Nació en Acri, Cosenza, Italia, el 19 de octubre de 1669. Sus padres, el campesino Francisco Falcone, y Diana Enrico, panadera, le educaron en la fe. Diana era devota de la Virgen de los Dolores y de san Francisco de Asís, lo cual influyó en el pequeño Lucas que creció en un hogar de mínimos recursos, pero amasando una fortaleza que sería su mayor legado. Travieso, como son la mayoría de los niños, hallándose en la iglesia con su madre intentó descolgar la imagen de la Virgen, pero algo percibió en su mirada y desistió. Se hincó de rodillas colocando debajo unos granos de trigo y en un momento dado vio que la imagen resplandecía ante él «ceñida de rayos», hecho que le causó gran conmoción.

En 1689, mientras escuchaba el sermón del capuchino P. Antonio de Olivadi, creyó que tenía vocación para integrarse en su comunidad y fue admitido en ella ese mismo año. Contra el parecer de su madre, y de un tío sacerdote, ingresó en Dipignano. Al no hallar conformidad con la vida que se encontró, regresó con su familia. Pero íntimamente le parecía percibir una voz haciéndole ver que su lugar era otro. Volvió a las puertas del convento de los frailes, solo que en este caso eran las de Acri, confiando en que sería acogido y perdonado, como así fue. Por segunda vez reinició el noviciado en 1689, en esta ocasión en Belvedere. Le atenazaron las dudas, se dejó llevar de pensamientos mundanos, y nuevamente se marchó.

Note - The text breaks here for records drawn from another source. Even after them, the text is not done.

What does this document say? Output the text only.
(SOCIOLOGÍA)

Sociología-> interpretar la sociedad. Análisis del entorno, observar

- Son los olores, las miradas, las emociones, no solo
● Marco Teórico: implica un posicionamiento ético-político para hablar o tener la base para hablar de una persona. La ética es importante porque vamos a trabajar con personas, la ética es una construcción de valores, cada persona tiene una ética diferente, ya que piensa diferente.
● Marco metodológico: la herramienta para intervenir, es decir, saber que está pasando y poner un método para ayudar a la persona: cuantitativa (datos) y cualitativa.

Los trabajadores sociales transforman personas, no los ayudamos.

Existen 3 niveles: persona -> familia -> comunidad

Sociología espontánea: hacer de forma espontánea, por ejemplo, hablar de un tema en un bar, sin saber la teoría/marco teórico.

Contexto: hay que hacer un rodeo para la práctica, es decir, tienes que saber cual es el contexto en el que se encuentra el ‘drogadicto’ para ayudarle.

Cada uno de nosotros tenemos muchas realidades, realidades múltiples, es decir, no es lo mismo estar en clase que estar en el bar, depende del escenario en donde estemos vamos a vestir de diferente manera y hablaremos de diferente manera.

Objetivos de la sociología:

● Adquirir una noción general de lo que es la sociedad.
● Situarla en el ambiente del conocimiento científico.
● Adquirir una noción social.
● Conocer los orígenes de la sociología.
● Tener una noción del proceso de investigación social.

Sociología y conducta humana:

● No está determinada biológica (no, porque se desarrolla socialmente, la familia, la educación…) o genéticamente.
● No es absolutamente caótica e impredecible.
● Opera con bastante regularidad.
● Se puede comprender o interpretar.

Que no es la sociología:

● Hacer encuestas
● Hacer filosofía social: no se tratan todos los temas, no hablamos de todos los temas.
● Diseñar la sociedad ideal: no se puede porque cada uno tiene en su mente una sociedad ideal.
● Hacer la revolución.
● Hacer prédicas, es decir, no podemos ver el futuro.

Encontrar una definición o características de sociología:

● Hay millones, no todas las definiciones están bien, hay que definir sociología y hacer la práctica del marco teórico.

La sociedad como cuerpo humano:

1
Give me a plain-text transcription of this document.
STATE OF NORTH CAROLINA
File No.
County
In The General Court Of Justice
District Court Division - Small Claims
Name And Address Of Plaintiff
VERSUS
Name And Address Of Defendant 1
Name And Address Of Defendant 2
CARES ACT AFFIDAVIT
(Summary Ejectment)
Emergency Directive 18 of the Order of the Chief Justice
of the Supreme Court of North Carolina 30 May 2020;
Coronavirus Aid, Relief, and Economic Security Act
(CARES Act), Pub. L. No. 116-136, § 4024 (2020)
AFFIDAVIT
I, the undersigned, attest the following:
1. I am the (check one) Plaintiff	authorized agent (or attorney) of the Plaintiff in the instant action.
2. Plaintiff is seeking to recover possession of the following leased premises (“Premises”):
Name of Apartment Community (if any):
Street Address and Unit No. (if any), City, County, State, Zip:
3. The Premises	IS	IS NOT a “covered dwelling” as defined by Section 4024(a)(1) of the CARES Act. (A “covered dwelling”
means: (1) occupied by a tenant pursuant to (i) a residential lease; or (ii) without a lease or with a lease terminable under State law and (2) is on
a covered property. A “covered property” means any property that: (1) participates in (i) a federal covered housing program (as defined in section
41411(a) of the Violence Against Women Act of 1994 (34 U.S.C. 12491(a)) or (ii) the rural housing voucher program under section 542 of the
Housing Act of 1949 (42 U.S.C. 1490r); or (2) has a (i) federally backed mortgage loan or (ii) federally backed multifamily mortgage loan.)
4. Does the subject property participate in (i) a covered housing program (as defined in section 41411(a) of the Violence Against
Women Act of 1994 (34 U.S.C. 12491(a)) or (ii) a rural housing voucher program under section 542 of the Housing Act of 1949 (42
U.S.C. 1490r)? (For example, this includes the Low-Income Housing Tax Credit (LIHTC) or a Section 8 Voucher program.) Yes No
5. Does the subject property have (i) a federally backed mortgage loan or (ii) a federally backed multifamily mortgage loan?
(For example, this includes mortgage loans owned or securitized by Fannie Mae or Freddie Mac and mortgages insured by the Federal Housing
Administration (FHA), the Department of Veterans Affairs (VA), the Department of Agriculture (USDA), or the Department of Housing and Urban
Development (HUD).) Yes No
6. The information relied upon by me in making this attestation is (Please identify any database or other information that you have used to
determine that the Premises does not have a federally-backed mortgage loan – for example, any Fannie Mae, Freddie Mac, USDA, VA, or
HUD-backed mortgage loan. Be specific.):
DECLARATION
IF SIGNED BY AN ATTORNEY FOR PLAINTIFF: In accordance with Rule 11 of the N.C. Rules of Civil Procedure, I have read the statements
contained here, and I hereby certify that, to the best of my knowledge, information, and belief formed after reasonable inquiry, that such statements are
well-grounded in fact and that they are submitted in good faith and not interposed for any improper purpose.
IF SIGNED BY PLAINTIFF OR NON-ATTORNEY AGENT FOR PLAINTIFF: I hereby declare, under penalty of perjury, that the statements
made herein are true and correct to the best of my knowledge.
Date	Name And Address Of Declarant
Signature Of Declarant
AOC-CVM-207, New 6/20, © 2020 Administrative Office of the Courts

A mediados de noviembre de 1690 por tercera vez se planteó la posibilidad de ser capuchino.

Ángel llegó al convento de Belvedere tembloroso, cargado de humildad, pertrechado por su fe y el espíritu de un neófito. Los religiosos volvieron a dar pruebas de bondad y de caridad, acogiéndole. Y él, decidido a todo por Cristo, en esta ocasión perseveró en la vivencia de las enseñanzas que fue recibiendo, entregado a la oración y a la penitencia. No obstante, tuvo que luchar contra las tentaciones de abandono que pugnaban por abrirse paso dentro de sí con inusitada fuerza. 

en 1700 fue ordenado sacerdote. Destinado a predicar, supo llegar al corazón de las pobres gentes, campesinos y pastores en su mayoría, que malvivían trabajando de sol a sol, mientras los beneficios iban a parar a los señores. Les hablaba del amor de Dios con un mensaje sencillo, comprensible, despojado de retóricas y artificios, en conformidad con el espíritu franciscano. Obtuvo muchas conversiones. Fueron treinta y ocho años los que pasó predicando cuaresmas, ejercicios espirituales, misiones populares, etc., por muchas regiones de Italia, pasando por encima de penalidades y contratiempos. No se amilanaba a la hora de defender a los débiles. Denunciaba con pasión los abusos que cometían contra ellos lesionando sus derechos esenciales, y reclamaba a las autoridades civiles y a miembros de la nobleza el trato justo que merecían. Fue un gran confesor y pacificador. En el púlpito no le temblaba el pulso a la hora de condenar la gravedad de la conducta de los pecadores, aunque en el confesionario acogía a los penitentes con misericordia y piedad.

Hizo de su celda un centro de consulta para los que demandaban su consejo, que eran de todas las clases y condiciones sociales: la nobleza y el clero también acudía a él. Dirigió espiritualmente a religiosos y religiosas.

El santo aceptó por obediencia las misiones que se le encomendaron: maestro de novicios, guardián, visitador, definidor, ministro provincial y pro-visitador general. Fue un gran humanista y poeta, un excelso religioso agraciado con dones extraordinarios: milagros, profecía, bilocación, dirección y penetración de conciencias, éxtasis y curaciones. Murió en Acri el 30 de octubre de 1739.